The key is to let this sit a minimum of 4-hours to let the flavors meld to that delightful full-bodied zing!

Serve this with your choice of chiperoos and Dawn loves Blue Tortilla Chips!

Enjoy!

 

Mt. Iron Salsa - Gwen Benson of Iron

  • 10 cups tomatoes
  • 5 cups peppers (mixed, red, yellow and green bell)
  • 5 cups onion
  • 2/5 cups hot peppers (habaneros and jalapenos)
  • 1 1/4 cup cider vinegar
  • 4 Tbsp. cilantro
  • 3 tsp. salt
  • 1 tsp Tabasco sauce
  • fresh garlic (optional)

Chop all fresh ingredients; add vinegar, salt and Tabasco sauce.

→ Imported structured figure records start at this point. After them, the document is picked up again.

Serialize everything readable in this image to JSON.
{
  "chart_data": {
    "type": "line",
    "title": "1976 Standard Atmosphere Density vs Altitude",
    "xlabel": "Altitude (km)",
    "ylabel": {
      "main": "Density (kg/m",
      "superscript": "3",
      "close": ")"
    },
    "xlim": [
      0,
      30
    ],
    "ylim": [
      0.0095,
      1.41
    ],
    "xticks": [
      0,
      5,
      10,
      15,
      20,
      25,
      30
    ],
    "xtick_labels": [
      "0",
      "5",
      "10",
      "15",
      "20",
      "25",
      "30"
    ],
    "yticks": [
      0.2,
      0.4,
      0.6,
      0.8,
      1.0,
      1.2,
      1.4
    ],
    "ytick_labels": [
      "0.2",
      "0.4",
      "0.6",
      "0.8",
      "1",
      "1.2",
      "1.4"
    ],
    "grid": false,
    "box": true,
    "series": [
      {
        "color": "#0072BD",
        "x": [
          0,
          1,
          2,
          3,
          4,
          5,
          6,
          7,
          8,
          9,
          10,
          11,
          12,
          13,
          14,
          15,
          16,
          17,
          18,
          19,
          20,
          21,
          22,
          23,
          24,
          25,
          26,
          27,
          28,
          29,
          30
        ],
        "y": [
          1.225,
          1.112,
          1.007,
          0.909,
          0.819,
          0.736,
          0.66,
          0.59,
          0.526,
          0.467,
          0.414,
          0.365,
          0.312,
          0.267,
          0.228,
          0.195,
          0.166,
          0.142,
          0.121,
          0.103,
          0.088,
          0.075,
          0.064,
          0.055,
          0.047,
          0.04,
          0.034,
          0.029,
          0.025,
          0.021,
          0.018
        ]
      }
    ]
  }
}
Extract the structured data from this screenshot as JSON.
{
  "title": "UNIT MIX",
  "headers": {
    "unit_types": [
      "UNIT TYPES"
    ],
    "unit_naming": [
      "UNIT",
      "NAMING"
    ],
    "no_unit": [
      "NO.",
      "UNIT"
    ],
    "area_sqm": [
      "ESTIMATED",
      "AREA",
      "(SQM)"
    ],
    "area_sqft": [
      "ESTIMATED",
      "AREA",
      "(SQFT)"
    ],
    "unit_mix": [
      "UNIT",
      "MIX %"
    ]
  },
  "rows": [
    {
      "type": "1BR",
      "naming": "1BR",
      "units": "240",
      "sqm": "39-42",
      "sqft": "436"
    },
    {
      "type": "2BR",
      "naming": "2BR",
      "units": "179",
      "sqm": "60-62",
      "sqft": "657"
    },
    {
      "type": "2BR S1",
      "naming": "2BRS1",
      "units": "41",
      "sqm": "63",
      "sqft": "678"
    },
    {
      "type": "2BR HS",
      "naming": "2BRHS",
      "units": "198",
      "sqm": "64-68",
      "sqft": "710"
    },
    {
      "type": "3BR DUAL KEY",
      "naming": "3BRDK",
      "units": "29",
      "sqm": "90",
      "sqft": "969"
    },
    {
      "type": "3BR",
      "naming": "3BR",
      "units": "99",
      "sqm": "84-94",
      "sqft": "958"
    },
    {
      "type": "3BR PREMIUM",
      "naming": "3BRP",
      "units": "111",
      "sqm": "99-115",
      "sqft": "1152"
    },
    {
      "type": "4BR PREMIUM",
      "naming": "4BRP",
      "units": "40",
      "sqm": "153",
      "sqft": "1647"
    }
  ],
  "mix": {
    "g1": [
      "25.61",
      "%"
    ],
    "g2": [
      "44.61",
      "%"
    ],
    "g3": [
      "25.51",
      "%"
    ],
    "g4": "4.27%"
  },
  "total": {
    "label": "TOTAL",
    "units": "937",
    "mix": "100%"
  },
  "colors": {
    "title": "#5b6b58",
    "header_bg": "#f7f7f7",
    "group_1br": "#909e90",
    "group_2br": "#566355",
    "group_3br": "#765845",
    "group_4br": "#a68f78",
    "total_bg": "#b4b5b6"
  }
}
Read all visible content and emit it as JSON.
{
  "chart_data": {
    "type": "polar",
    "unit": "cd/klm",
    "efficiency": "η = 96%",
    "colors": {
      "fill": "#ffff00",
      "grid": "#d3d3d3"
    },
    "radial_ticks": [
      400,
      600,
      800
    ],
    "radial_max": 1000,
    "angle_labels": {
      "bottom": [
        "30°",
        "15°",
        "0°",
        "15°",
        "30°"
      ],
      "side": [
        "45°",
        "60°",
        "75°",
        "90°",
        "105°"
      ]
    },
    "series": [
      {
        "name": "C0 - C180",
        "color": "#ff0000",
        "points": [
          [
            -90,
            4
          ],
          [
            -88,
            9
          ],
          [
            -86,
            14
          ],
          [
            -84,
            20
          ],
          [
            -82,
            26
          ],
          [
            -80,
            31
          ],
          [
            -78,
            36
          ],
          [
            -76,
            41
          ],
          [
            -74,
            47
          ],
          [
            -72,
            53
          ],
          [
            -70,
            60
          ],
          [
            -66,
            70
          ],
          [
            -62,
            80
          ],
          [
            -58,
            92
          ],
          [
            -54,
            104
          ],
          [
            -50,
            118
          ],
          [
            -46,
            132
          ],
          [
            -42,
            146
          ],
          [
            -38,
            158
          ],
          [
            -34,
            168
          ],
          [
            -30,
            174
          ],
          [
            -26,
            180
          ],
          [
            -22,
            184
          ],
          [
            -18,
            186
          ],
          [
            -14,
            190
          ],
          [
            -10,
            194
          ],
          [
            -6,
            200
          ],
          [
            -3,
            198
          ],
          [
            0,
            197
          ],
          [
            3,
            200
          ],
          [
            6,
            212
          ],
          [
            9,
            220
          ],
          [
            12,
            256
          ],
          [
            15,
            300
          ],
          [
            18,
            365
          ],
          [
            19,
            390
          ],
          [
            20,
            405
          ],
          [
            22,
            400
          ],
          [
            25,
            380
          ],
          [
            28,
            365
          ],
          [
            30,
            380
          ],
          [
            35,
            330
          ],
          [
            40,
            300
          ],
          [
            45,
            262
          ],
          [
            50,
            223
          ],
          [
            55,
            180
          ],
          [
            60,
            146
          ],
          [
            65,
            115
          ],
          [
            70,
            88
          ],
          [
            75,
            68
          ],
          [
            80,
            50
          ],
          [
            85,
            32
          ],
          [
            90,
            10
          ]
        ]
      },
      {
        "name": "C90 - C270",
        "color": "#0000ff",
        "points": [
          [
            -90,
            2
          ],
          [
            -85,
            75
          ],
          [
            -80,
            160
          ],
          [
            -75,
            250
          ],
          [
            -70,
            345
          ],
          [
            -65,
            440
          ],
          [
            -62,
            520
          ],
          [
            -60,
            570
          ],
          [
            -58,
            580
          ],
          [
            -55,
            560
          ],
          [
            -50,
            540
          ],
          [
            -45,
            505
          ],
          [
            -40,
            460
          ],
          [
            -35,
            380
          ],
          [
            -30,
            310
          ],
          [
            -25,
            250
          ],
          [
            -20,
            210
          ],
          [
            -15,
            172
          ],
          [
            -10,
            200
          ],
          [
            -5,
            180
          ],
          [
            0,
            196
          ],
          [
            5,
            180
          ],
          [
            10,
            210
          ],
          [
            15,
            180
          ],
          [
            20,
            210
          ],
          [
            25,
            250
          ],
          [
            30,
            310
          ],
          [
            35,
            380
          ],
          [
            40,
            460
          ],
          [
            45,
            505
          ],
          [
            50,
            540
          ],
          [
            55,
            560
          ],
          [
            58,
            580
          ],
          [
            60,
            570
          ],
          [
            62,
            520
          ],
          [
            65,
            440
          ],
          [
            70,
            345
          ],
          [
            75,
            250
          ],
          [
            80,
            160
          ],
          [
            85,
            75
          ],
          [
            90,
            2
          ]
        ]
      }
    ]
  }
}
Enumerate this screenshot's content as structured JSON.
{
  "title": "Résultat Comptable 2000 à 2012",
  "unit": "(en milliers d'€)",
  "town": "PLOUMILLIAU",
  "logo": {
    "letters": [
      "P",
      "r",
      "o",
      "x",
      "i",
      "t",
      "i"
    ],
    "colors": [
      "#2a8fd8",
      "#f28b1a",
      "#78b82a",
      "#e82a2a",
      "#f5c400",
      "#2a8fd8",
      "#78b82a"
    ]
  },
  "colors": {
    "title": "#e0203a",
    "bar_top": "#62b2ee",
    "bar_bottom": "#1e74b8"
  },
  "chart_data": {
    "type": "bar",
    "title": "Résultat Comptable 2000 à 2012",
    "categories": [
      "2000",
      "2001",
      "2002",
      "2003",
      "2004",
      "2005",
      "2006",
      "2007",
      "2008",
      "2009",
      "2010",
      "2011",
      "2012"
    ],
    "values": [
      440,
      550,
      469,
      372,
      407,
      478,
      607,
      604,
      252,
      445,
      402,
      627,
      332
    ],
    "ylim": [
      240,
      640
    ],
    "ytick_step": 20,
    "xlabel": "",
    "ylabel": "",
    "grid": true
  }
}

Here is where Dawn stopped and and mixed all together (with the garlic) and we enjoyed as is.

You can go on to bring to a boil and simmer for 10 min. Put in fruit jars and hot water bath for 15 min.

This recipe was the #1 winner of our Salsa Contest

 

 

 

 

Fruit and Veggie Salsa - Joanie Potter

  • Cut up 1 fresh pineapple in salsa sized chunks
  • 2-3 kiwis, peeled and chunked
  • 1 mango, peeled and chunked
  • 1 green pepper, chunked
  • 1 red pepper, chunked *
  • 1 large onion, chopped

Mix together all the ingredients and store in the fridge. It will last for a week.

* in place of the red pepper you may use a large jar of pimentos with the juice to add some zing.